Wednesday September 14, 2011

Seventy Percent of Obama Federal Judge Nominations Minorities or Women

Seventy Percent of Obama Federal Judge Nominations Minorities or Women

Photo: President Obama and SCJ Sonia Sotomayor

Click Here to Enlarge Photo

President Obama has made history in more than one way – namely becoming the nation’s first black president – but he has also become the first president to not select a majority of white males for lifetime judgeships, in an attempt to make the judiciary as diverse as possible.

Supreme Court Justice Sonia Sotomayor became the first Latina Justice after being nominated by Obama. Nearly three in four people appointed to federal judiciary positions have been ethnic minorities or female.

During Obama’s time in office, his administration also brought the first openly gay man to a federal judgeship, J. Paul. Oetken.

The Associated Press wrote:

For more than 140 years, there were no females or minorities among the nation’s federal judges.

The first female federal appellate judge was Florence Allen, who gained her seat on the 6th U.S. Circuit Court of Appeals in 1934. The first female U.S. District Court judge was Burnita Shelton Matthews, who took the bench in Washington, D.C., in 1950. William Henry Hastie Jr. was the first African-American U.S. District Court judge, sitting in the Virgin Islands in 1937 before being elevated to the 3rd U.S. Circuit Court of Appeals in 1949.

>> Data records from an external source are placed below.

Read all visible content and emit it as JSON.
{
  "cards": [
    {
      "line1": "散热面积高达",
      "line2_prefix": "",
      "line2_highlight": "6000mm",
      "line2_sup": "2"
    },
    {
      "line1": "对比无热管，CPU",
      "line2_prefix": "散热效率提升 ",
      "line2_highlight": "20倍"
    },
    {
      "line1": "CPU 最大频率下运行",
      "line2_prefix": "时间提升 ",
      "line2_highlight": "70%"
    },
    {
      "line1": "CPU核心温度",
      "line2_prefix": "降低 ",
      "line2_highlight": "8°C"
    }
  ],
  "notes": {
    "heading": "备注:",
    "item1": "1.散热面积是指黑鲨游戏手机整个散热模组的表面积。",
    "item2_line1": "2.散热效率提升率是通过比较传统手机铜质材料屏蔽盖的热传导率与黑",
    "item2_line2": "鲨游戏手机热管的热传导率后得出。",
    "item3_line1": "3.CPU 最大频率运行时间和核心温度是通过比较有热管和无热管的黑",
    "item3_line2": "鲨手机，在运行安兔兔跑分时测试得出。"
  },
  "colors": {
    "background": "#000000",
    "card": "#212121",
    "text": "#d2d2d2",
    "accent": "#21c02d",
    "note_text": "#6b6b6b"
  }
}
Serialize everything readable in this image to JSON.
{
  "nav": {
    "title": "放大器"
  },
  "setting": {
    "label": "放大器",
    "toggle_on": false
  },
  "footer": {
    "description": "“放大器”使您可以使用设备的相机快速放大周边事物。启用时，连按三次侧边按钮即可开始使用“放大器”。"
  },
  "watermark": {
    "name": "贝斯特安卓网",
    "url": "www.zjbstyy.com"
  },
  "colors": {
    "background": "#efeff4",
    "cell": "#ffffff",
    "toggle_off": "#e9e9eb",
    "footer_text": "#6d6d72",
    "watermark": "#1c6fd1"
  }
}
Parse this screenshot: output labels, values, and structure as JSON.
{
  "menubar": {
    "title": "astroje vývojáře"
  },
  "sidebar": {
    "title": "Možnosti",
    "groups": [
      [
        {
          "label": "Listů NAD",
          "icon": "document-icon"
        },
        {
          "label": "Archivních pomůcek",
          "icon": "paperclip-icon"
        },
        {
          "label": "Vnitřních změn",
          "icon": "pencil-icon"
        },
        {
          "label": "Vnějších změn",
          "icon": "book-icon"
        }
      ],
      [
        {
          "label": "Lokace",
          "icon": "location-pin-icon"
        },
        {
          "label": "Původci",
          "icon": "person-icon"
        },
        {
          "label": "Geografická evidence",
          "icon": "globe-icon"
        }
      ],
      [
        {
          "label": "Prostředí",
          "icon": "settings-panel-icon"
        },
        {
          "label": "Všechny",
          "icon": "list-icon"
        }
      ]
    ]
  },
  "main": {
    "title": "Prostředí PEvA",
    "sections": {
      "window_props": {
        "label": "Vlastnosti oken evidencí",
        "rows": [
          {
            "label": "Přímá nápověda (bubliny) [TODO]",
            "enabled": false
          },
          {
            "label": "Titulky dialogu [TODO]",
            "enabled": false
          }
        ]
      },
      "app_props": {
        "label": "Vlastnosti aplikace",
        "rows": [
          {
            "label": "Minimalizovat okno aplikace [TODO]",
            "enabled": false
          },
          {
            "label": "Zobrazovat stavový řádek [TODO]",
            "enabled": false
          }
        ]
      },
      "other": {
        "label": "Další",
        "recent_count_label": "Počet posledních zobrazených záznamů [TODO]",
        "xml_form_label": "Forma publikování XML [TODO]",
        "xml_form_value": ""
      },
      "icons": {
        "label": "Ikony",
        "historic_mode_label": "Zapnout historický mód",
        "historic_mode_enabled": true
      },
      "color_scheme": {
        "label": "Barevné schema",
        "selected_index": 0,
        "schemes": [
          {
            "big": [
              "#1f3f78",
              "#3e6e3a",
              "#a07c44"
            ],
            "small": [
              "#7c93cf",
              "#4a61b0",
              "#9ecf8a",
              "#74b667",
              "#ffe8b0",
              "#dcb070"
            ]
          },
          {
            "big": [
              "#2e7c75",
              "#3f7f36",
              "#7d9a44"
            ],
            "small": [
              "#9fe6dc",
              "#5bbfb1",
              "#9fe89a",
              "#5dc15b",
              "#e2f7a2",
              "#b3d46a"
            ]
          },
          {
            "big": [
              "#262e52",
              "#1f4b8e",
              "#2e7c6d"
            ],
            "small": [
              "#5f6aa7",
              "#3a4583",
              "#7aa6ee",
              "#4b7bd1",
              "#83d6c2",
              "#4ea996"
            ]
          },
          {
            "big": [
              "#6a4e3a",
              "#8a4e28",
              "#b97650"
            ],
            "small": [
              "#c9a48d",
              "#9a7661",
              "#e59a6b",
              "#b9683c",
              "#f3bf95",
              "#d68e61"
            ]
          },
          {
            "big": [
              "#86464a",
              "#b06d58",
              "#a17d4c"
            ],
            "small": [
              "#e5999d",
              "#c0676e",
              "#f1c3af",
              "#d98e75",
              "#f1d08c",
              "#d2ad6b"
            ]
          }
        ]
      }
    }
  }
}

Reynaldo G. Garza became the first Hispanic federal judge when he was appointed to the U.S. District Court in Texas in 1961, and Herbert Choy became the first Asian-American federal judge when he was appointed to the 9th U.S. Circuit Court of Appeals in 1971.

Thurgood Marshall became the first African-American to serve on the Supreme Court in 1967, and Sandra Day O’Connor was the first woman to be elevated to the nation’s highest court in 1981.